The Queues Overview shows which queues currently have the best (shortest wait) and worst (longest wait) times to run apps. For YARN clusters, highlight tiles show the number of running and backlogged (pending) containers (tasks) for the largest and most backlogged queues, and the current and requested memory by the top five apps. Tabular data shows metrics that are applicable for the type of cluster.
In YARN, it’s queue scheduler metrics such as queue duration, active tasks, and resource usage.
In Kubernetes, it’s usage information for associated apps, such as CPU/memory/GPU used and allocated/requested.
Queues are fundamental to the operation of multi-tenant clusters, and define how resources are apportioned among users.
YARN schedules applications to run on the cluster based on the resource allocation definitions for the queues.

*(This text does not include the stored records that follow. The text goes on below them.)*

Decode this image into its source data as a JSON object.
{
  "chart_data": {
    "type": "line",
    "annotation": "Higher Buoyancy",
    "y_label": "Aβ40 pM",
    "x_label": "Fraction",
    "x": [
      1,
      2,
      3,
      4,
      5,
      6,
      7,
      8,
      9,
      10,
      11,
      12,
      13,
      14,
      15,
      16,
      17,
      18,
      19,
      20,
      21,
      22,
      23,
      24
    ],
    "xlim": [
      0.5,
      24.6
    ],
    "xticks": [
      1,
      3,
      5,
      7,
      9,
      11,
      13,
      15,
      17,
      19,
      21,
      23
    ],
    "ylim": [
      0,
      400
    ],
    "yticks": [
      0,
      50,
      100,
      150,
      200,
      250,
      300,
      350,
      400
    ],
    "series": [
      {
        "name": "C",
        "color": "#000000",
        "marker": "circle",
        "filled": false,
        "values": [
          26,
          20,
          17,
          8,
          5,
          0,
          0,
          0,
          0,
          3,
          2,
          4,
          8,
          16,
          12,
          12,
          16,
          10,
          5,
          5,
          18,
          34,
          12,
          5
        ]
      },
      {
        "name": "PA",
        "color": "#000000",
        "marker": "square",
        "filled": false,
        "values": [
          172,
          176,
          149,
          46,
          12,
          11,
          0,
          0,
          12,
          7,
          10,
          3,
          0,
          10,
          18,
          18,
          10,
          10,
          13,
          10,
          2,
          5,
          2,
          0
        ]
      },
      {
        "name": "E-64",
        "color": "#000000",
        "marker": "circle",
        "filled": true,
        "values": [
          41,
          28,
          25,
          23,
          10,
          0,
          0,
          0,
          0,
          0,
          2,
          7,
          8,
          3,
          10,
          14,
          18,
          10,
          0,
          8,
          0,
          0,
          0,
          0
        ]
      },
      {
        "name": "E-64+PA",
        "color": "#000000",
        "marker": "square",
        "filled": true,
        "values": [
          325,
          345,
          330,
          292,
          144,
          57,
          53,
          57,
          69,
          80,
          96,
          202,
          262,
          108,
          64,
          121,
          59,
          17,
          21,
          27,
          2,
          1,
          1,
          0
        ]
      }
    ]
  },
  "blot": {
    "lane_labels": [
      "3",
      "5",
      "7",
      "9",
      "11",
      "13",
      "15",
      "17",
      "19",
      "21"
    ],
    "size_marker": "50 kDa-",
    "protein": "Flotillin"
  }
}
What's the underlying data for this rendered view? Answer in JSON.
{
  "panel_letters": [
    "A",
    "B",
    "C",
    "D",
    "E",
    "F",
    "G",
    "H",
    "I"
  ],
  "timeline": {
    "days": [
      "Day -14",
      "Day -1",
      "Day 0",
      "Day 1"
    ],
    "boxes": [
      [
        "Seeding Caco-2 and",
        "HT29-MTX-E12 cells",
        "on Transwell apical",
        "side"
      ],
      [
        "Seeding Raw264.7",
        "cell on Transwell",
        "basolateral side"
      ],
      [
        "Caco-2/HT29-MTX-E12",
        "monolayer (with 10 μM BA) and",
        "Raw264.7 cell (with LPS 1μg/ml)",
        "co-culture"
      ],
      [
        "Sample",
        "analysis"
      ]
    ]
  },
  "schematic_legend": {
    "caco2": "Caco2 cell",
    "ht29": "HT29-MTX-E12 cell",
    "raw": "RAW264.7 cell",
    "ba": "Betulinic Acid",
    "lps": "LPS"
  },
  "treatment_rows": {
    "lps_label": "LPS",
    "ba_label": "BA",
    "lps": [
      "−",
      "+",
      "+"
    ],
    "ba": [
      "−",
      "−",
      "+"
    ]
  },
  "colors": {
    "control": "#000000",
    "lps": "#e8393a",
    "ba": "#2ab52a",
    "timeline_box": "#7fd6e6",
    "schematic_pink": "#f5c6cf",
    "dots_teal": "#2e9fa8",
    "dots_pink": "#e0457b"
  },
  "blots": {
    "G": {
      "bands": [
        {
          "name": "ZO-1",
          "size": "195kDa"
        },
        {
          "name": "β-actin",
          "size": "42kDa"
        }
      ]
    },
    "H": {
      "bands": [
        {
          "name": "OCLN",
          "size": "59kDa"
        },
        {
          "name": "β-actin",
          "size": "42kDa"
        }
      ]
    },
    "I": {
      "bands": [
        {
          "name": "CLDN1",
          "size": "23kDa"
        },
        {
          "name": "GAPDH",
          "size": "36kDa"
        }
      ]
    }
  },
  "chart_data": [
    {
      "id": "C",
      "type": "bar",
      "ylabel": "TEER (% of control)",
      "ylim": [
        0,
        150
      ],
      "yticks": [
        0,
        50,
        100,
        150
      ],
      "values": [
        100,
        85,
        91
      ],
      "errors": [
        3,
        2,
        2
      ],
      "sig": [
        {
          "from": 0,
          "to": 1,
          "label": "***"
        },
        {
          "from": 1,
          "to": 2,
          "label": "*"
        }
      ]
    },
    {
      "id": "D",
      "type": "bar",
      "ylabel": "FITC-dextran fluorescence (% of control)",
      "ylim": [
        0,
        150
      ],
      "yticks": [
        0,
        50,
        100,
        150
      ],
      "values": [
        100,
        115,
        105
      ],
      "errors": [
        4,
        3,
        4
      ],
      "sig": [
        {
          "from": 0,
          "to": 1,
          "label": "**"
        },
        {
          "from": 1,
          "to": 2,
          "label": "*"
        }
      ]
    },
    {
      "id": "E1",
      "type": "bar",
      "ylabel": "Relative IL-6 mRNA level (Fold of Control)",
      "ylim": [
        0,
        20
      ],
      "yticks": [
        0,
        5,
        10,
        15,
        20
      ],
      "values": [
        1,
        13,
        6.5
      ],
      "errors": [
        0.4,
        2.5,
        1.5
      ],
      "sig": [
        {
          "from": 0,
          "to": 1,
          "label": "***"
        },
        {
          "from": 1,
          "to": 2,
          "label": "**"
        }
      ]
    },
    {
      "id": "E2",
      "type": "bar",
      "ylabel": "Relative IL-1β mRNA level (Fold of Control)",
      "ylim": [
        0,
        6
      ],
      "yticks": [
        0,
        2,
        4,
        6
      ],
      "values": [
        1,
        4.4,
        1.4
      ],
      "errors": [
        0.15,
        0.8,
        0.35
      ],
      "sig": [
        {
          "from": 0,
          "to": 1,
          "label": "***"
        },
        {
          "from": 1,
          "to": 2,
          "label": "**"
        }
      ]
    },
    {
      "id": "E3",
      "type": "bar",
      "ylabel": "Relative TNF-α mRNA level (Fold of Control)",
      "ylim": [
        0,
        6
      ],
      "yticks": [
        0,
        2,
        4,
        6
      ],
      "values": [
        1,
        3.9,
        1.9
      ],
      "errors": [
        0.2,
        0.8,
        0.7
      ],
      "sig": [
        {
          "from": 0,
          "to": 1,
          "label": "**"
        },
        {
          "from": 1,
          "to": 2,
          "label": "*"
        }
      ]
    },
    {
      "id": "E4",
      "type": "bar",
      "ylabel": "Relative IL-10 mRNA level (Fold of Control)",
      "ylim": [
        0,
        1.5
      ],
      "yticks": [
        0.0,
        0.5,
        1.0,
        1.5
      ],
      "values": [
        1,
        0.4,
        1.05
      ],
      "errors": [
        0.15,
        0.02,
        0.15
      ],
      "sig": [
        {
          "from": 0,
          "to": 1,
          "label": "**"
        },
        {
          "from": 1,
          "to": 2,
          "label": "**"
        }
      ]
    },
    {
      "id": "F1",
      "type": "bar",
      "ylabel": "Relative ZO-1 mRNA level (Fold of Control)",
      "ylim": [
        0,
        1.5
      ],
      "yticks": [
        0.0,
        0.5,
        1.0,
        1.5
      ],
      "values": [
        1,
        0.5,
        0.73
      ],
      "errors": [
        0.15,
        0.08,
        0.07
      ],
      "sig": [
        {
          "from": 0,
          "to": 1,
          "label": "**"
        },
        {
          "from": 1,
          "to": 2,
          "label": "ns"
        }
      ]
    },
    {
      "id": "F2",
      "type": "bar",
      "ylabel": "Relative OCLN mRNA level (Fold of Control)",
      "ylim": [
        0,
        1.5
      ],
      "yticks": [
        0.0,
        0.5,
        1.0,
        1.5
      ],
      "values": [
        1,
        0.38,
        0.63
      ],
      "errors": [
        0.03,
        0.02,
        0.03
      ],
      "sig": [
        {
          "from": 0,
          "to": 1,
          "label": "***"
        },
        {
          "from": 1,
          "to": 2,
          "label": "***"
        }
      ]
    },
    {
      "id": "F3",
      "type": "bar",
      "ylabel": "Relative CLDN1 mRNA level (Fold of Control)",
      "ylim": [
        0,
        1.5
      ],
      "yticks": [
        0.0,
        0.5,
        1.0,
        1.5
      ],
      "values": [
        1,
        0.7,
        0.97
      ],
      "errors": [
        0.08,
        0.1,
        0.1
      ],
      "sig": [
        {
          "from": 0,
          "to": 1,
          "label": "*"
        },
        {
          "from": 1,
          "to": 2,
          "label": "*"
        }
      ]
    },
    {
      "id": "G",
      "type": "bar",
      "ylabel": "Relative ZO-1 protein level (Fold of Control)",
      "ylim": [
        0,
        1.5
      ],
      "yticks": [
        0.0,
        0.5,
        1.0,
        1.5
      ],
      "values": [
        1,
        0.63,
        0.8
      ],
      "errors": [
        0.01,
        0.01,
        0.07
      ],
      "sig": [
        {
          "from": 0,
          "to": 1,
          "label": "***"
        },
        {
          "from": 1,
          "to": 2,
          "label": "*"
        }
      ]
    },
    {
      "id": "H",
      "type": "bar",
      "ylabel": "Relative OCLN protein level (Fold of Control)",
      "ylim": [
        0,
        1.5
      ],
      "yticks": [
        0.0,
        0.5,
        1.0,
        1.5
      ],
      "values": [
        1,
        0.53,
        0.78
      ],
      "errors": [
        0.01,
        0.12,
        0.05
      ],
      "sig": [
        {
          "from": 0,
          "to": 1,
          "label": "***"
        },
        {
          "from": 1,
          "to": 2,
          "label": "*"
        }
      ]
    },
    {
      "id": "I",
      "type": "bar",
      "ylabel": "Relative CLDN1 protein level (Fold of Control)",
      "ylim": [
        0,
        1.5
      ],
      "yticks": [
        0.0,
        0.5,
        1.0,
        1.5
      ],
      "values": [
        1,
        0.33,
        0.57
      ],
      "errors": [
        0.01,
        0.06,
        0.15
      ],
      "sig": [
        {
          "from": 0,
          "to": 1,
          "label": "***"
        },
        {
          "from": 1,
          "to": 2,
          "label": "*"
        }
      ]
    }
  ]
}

Kubernetes queues function more as virtual queue groups, which can be selected as breakdowns in many dashboard Overview pages and the Chargeback Report. (For information about configuring queues in Kubernetes, see Configure Labels (or the comparable page for a Supervisor version other than the latest).)
From the “left-nav” menu, select Platform Spotlight > Queues.
Click each sub-column heading in turn to sort its data to show which queues have the greatest resource usage.
Color highlights for outlier values indicate the distance (in number of standard deviations) from the column’s average value. The darker (closer to red) the color, the greater the difference in the value and the column’s average value.
Click the View as Chart control next to the name of each high-usage queue, in turn.
The Charts page appears, with metrics dependent on the environment:
(YARN clusters) The same metrics as the original Queues Overview table—the basic metrics group—plus
job current queue duration secondsand
queue info absolute used capacity, all broken down and filtered by the selected queue.
(Kubernetes clusters) The same metrics as the original Queues Overview table—selected metrics from the
App Basic Metrics,
App State Metrics, and
App GPU Metricsgroups.
With this information, you can not only determine the problem queues, but provide detailed metrics about them so that admins can make changes to reduce queue wait times and loads.